This is an insidious attack in which the training data set of an AI model is deliberately "poisoned" with false, misleading or harmful information. An AI for anomaly detection could learn to classify malicious traffic as normal or vice versa, which can lead to false alarms and service outages.


Circumvention of protective measures by local AI models

The availability of open source LLMs and tools such as Ollama poses an increasing risk. Cybercriminals can run these models locally, remove the manufacturer's built-in security measures and optimize the AI specifically for criminal purposes - for example, to create highly effective phishing campaigns or to automatically search for vulnerabilities. These customized attack AIs undermine the protection mechanisms of commercial solutions.

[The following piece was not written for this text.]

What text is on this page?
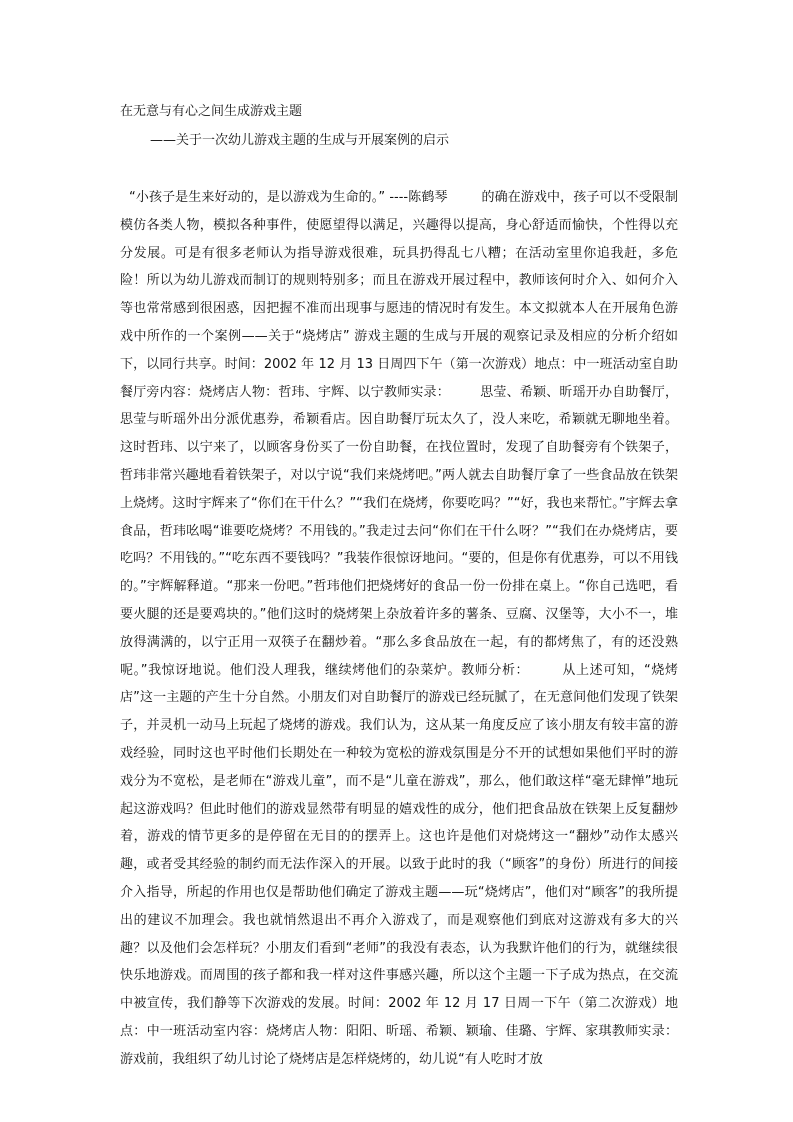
在无意与有心之间生成游戏主题
——关于一次幼儿游戏主题的生成与开展案例的启示
“小孩子是生来好动的，是以游戏为生命的。” ----陈鹤琴        的确在游戏中，孩子可以不受限制模仿各类人物，模拟各种事件，使愿望得以满足，兴趣得以提高，身心舒适而愉快，个性得以充分发展。可是有很多老师认为指导游戏很难，玩具扔得乱七八糟；在活动室里你追我赶，多危险！所以为幼儿游戏而制订的规则特别多；而且在游戏开展过程中，教师该何时介入、如何介入等也常常感到很困惑，因把握不准而出现事与愿违的情况时有发生。本文拟就本人在开展角色游戏中所作的一个案例——关于“烧烤店” 游戏主题的生成与开展的观察记录及相应的分析介绍如下，以同行共享。时间：2002 年 12 月 13 日周四下午（第一次游戏）地点：中一班活动室自助餐厅旁内容：烧烤店人物：哲玮、宇辉、以宁教师实录：       思莹、希颖、昕瑶开办自助餐厅，思莹与昕瑶外出分派优惠券，希颖看店。因自助餐厅玩太久了，没人来吃，希颖就无聊地坐着。这时哲玮、以宁来了，以顾客身份买了一份自助餐，在找位置时，发现了自助餐旁有个铁架子，哲玮非常兴趣地看着铁架子，对以宁说“我们来烧烤吧。”两人就去自助餐厅拿了一些食品放在铁架上烧烤。这时宇辉来了“你们在干什么？”“我们在烧烤，你要吃吗？”“好，我也来帮忙。”宇辉去拿食品，哲玮吆喝“谁要吃烧烤？不用钱的。”我走过去问“你们在干什么呀？”“我们在办烧烤店，要吃吗？不用钱的。”“吃东西不要钱吗？”我装作很惊讶地问。“要的，但是你有优惠券，可以不用钱的。”宇辉解释道。“那来一份吧。”哲玮他们把烧烤好的食品一份一份排在桌上。“你自己选吧，看要火腿的还是要鸡块的。”他们这时的烧烤架上杂放着许多的薯条、豆腐、汉堡等，大小不一，堆放得满满的，以宁正用一双筷子在翻炒着。“那么多食品放在一起，有的都烤焦了，有的还没熟呢。”我惊讶地说。他们没人理我，继续烤他们的杂菜炉。教师分析：       从上述可知，“烧烤店”这一主题的产生十分自然。小朋友们对自助餐厅的游戏已经玩腻了，在无意间他们发现了铁架子，并灵机一动马上玩起了烧烤的游戏。我们认为，这从某一角度反应了该小朋友有较丰富的游戏经验，同时这也平时他们长期处在一种较为宽松的游戏氛围是分不开的试想如果他们平时的游戏分为不宽松，是老师在“游戏儿童”，而不是“儿童在游戏”，那么，他们敢这样“毫无肆惮”地玩起这游戏吗？但此时他们的游戏显然带有明显的嬉戏性的成分，他们把食品放在铁架上反复翻炒着，游戏的情节更多的是停留在无目的的摆弄上。这也许是他们对烧烤这一“翻炒”动作太感兴趣，或者受其经验的制约而无法作深入的开展。以致于此时的我（“顾客”的身份）所进行的间接介入指导，所起的作用也仅是帮助他们确定了游戏主题——玩“烧烤店”，他们对“顾客”的我所提出的建议不加理会。我也就悄然退出不再介入游戏了，而是观察他们到底对这游戏有多大的兴趣？以及他们会怎样玩？小朋友们看到“老师”的我没有表态，认为我默许他们的行为，就继续很快乐地游戏。而周围的孩子都和我一样对这件事感兴趣，所以这个主题一下子成为热点，在交流中被宣传，我们静等下次游戏的发展。时间：2002 年 12 月 17 日周一下午（第二次游戏）地点：中一班活动室内容：烧烤店人物：阳阳、昕瑶、希颖、颖瑜、佳璐、宇辉、家琪教师实录：       游戏前，我组织了幼儿讨论了烧烤店是怎样烧烤的，幼儿说“有人吃时才放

Human and procedural risks in the low-code era 🧑‍💻


The democratization of application development through low-code and AI creates new risks at the interface between humans and technology.


  • Unsanctioned use ("shadow AI"): A 2024 report by Cyberhaven Labs shows that much of GenAI use in the workplace is via personal accounts not authorized by the company. Employees could copy sensitive data or business logic from a low-code application and paste it into public AI tools, which can lead to devastating data leaks, as the Samsung case exemplified. Blind faith in AI: The principle "Blind reliance on AI can lead to errors" is central here. Employees without a deep technical understanding tend to trust the results of AI unconditionally. An AI hallucination - i.e. a plausible-sounding but factually incorrect answer - could lead to a faulty, security-critical code snippet or an incorrect configuration being adopted in a productive application. Erosion of proven authentication methods: Simple authentication methods such as knowledge-based verification (e.g. "name of first pet") are popular in quickly created low-code apps. At the same time, attackers can use AI to analyze information from data leaks en masse and automate attacks on these weak systems, undermining their protection.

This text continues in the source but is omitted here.